RewriteCond %{REMOTE_ADDR} 24.132.226.94
RewriteCond %{HTTP_USER_AGENT} Java/1.6.0-oem
RewriteRule ^/(.*)$ /$1 [F]
The two conditions on this match use server variables to match the user’s IP address and user agent string to an expression match. The final line is the rewrite rule that matches any file on any website. The [F] flag tells the Ionic’s filter to return an appropriate HTTP status code of 403 Forbidden.
Regular expressions provide the capability to block a range of IP addresses and partial user agent matches. If i wanted to match on any version of this Java-based robot, I could expand the second condition to something like this:
RewriteCond %{HTTP_USER_AGENT} Java/\d.\S*
Similarily, wildcard matches on IP addresses can be used to block ranges of IPs instead of a single address.
The Microsoft vs *NIX server debate will never die. I use both everyday, and I find that the biggest advantage that the open source server environment has over Microsoft is the interface. Using the Ionic’s ISAPI filter allows me to control the URL structure and blacklist for all of my websites easily and efficiently.
I see this method of blocking IPs or blacklisting bots based on IP address and user agent as a great way to simulate an .htaccess approach to the same problem on a Microsoft server.
Great, great.
I’ve got a question if i can : are you the owner of this website ?
Don’t worry, i am asking you this question because i can see Apache/1.3.34 runing on this website and i’m searching to fake the server name for security reason.
I know ServerMask who can do that but it don’t work under iis7…
Sorry for my “apparte”…but if you can anwser, it could be great ;)
Thanks
Yes, this is my site, and no, there are no tricks going on here. I am a huge Wordpress fan, so any blogs I setup are running on Apache.
The Microsoft servers I use are still running IIS 6. Obviously, I am curious about 7’s new URL Rewriting feature, but I hesitate before upgrades like that. Yesterday, I tried to update an XP machine to SP3 and it blue screened during the install.
IIRF can rewrite headers including the “Server:” header that is returned to the requesting client (or browser).
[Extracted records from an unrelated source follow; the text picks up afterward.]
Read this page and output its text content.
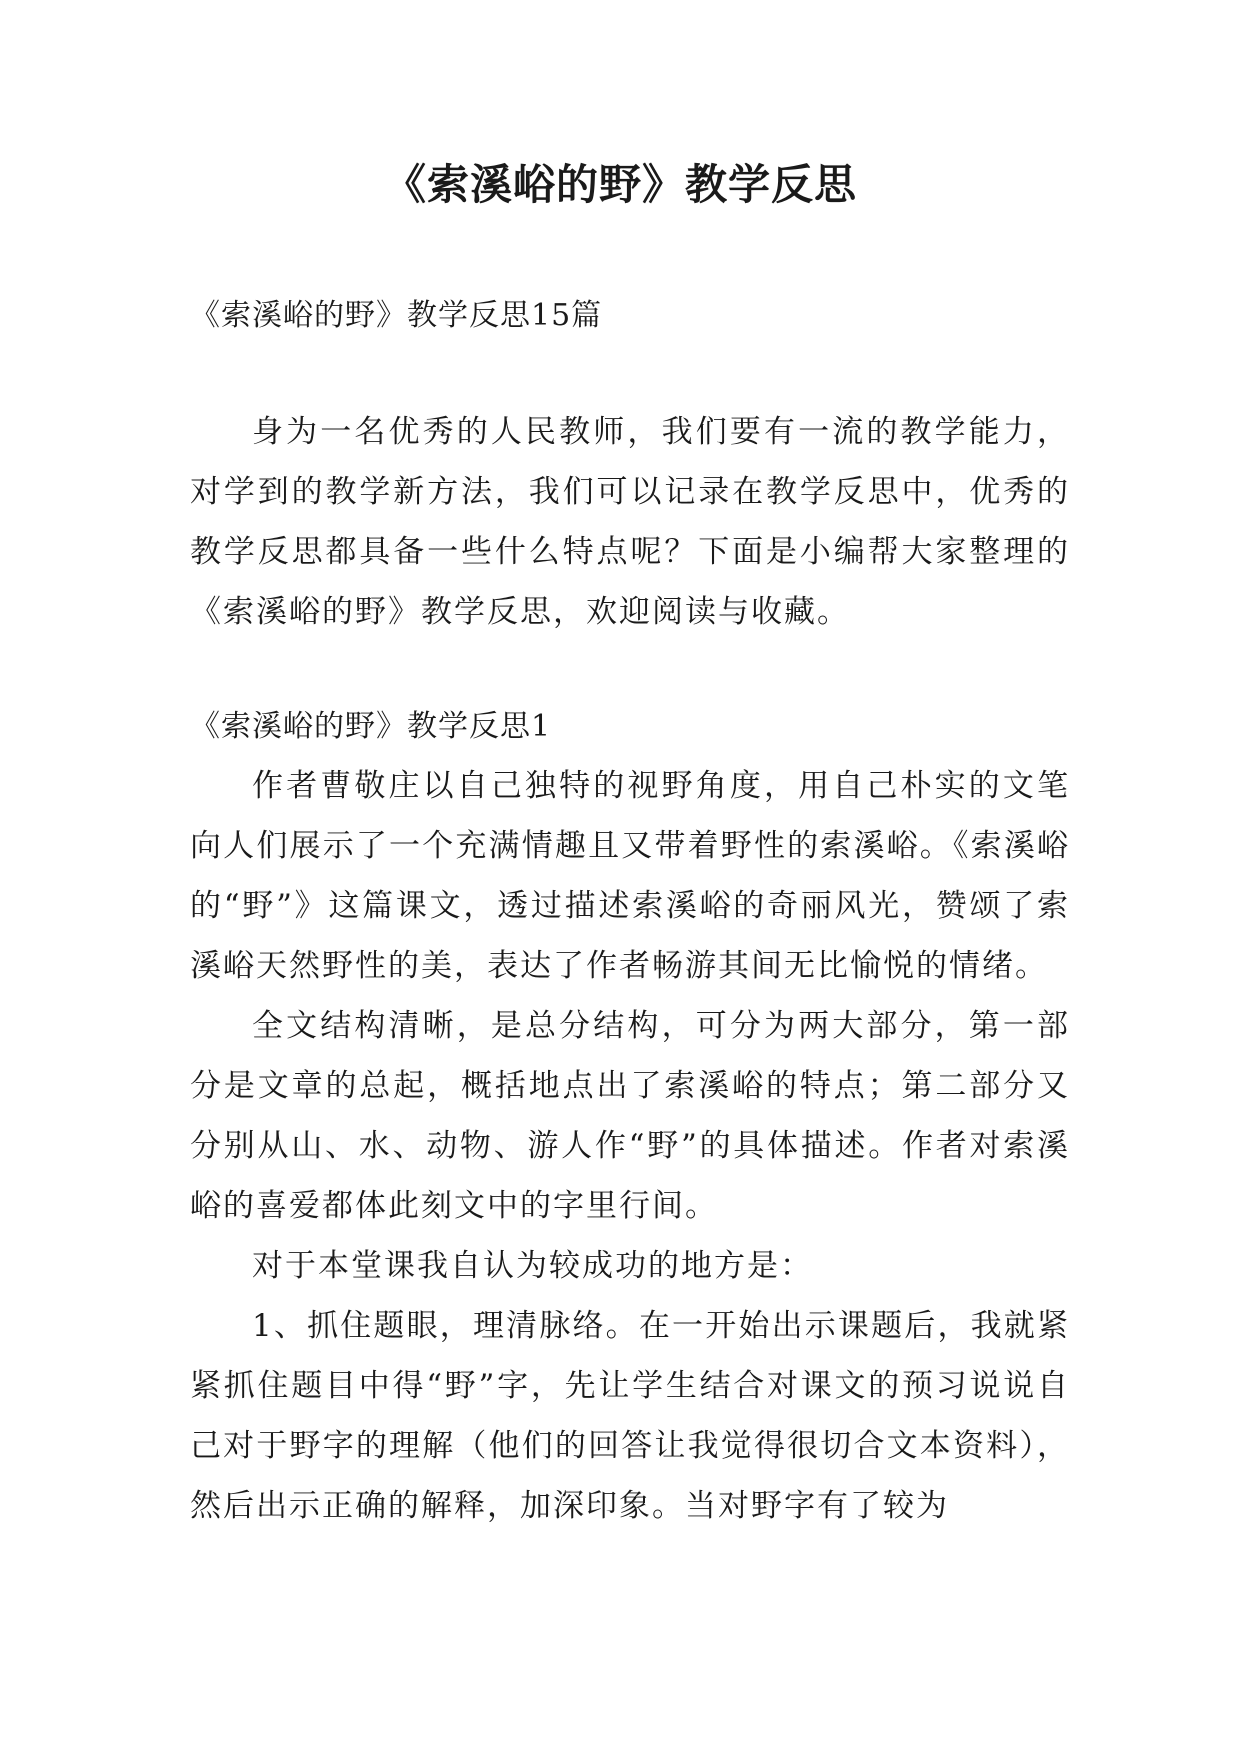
《索溪峪的野》教学反思
《索溪峪的野》教学反思15篇

身为一名优秀的人民教师，我们要有一流的教学能力，对学到的教学新方法，我们可以记录在教学反思中，优秀的教学反思都具备一些什么特点呢？下面是小编帮大家整理的《索溪峪的野》教学反思，欢迎阅读与收藏。

《索溪峪的野》教学反思1

作者曹敬庄以自己独特的视野角度，用自己朴实的文笔向人们展示了一个充满情趣且又带着野性的索溪峪。《索溪峪的“野”》这篇课文，透过描述索溪峪的奇丽风光，赞颂了索溪峪天然野性的美，表达了作者畅游其间无比愉悦的情绪。

全文结构清晰，是总分结构，可分为两大部分，第一部分是文章的总起，概括地点出了索溪峪的特点；第二部分又分别从山、水、动物、游人作“野”的具体描述。作者对索溪峪的喜爱都体此刻文中的字里行间。

对于本堂课我自认为较成功的地方是：

1、抓住题眼，理清脉络。在一开始出示课题后，我就紧紧抓住题目中得“野”字，先让学生结合对课文的预习说说自己对于野字的理解（他们的回答让我觉得很切合文本资料），然后出示正确的解释，加深印象。当对野字有了较为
IIRF can change the name of the server name, based on the incoming IP, the incoming user agent, the URL, whatever.
Check it out. http://www.codeplex.com/IIRF
As a webmaster, you definitely should use user-agent headers to manager server traffic. But understand that this is purely a pragmatic tactic and not a serious security measure.
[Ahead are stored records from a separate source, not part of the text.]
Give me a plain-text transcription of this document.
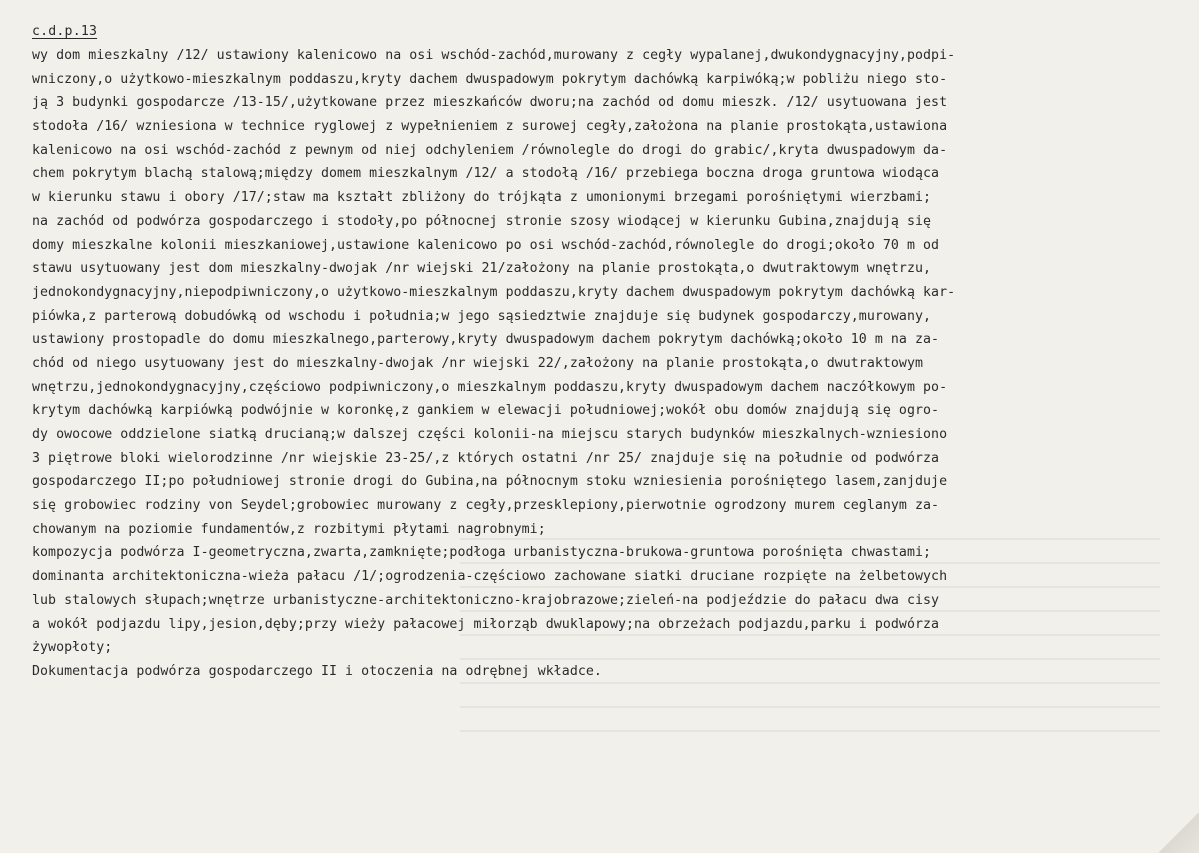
c.d.p.13
wy dom mieszkalny /12/ ustawiony kalenicowo na osi wschód-zachód,murowany z cegły wypalanej,dwukondygnacyjny,podpi-
wniczony,o użytkowo-mieszkalnym poddaszu,kryty dachem dwuspadowym pokrytym dachówką karpiwóką;w pobliżu niego sto-
ją 3 budynki gospodarcze /13-15/,użytkowane przez mieszkańców dworu;na zachód od domu mieszk. /12/ usytuowana jest
stodoła /16/ wzniesiona w technice ryglowej z wypełnieniem z surowej cegły,założona na planie prostokąta,ustawiona
kalenicowo na osi wschód-zachód z pewnym od niej odchyleniem /równolegle do drogi do grabic/,kryta dwuspadowym da-
chem pokrytym blachą stalową;między domem mieszkalnym /12/ a stodołą /16/ przebiega boczna droga gruntowa wiodąca
w kierunku stawu i obory /17/;staw ma kształt zbliżony do trójkąta z umonionymi brzegami porośniętymi wierzbami;
na zachód od podwórza gospodarczego i stodoły,po północnej stronie szosy wiodącej w kierunku Gubina,znajdują się
domy mieszkalne kolonii mieszkaniowej,ustawione kalenicowo po osi wschód-zachód,równolegle do drogi;około 70 m od
stawu usytuowany jest dom mieszkalny-dwojak /nr wiejski 21/założony na planie prostokąta,o dwutraktowym wnętrzu,
jednokondygnacyjny,niepodpiwniczony,o użytkowo-mieszkalnym poddaszu,kryty dachem dwuspadowym pokrytym dachówką kar-
piówka,z parterową dobudówką od wschodu i południa;w jego sąsiedztwie znajduje się budynek gospodarczy,murowany,
ustawiony prostopadle do domu mieszkalnego,parterowy,kryty dwuspadowym dachem pokrytym dachówką;około 10 m na za-
chód od niego usytuowany jest do mieszkalny-dwojak /nr wiejski 22/,założony na planie prostokąta,o dwutraktowym
wnętrzu,jednokondygnacyjny,częściowo podpiwniczony,o mieszkalnym poddaszu,kryty dwuspadowym dachem naczółkowym po-
krytym dachówką karpiówką podwójnie w koronkę,z gankiem w elewacji południowej;wokół obu domów znajdują się ogro-
dy owocowe oddzielone siatką drucianą;w dalszej części kolonii-na miejscu starych budynków mieszkalnych-wzniesiono
3 piętrowe bloki wielorodzinne /nr wiejskie 23-25/,z których ostatni /nr 25/ znajduje się na południe od podwórza
gospodarczego II;po południowej stronie drogi do Gubina,na północnym stoku wzniesienia porośniętego lasem,zanjduje
się grobowiec rodziny von Seydel;grobowiec murowany z cegły,przesklepiony,pierwotnie ogrodzony murem ceglanym za-
chowanym na poziomie fundamentów,z rozbitymi płytami nagrobnymi;
kompozycja podwórza I-geometryczna,zwarta,zamknięte;podłoga urbanistyczna-brukowa-gruntowa porośnięta chwastami;
dominanta architektoniczna-wieża pałacu /1/;ogrodzenia-częściowo zachowane siatki druciane rozpięte na żelbetowych
lub stalowych słupach;wnętrze urbanistyczne-architektoniczno-krajobrazowe;zieleń-na podjeździe do pałacu dwa cisy
a wokół podjazdu lipy,jesion,dęby;przy wieży pałacowej miłorząb dwuklapowy;na obrzeżach podjazdu,parku i podwórza
żywopłoty;
Dokumentacja podwórza gospodarczego II i otoczenia na odrębnej wkładce.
I wrote more about this here:
Webmaster Tips: Blocking Selected User-Agents
http://faseidl.com/public/item/213126
Thanks for your thoughts, Andy. I have thought about Guyty’s comment a lot since he inquired about faking the server header, and it is an interesting approach to security.
Most of the attempts to compromise my sites are input form SQL injection. These attacks can easily be automated, so I am not sure masking the type of server will divert them.
I agree that managing traffic is essential to maintaining websites, and since you shared a post I enjoyed I will return the favor. I hope you are not offended by a few bad words.
Impact On Your Bandwidth Will Be Minimal My Ass
http://incredibill.blogspot.com/2008/05/impact-on-your-bandwidth-will-be.html
i’m searching “iirf ip list” and came to this post.
I think this solution is good for just a few IPs.
My case is that there are about 200 IPs as IP allow list, all other IPs are banned to visit the IIS 6.0. don’t know if there is a good solution in iirf regarding this case, or other ways. thanks any way.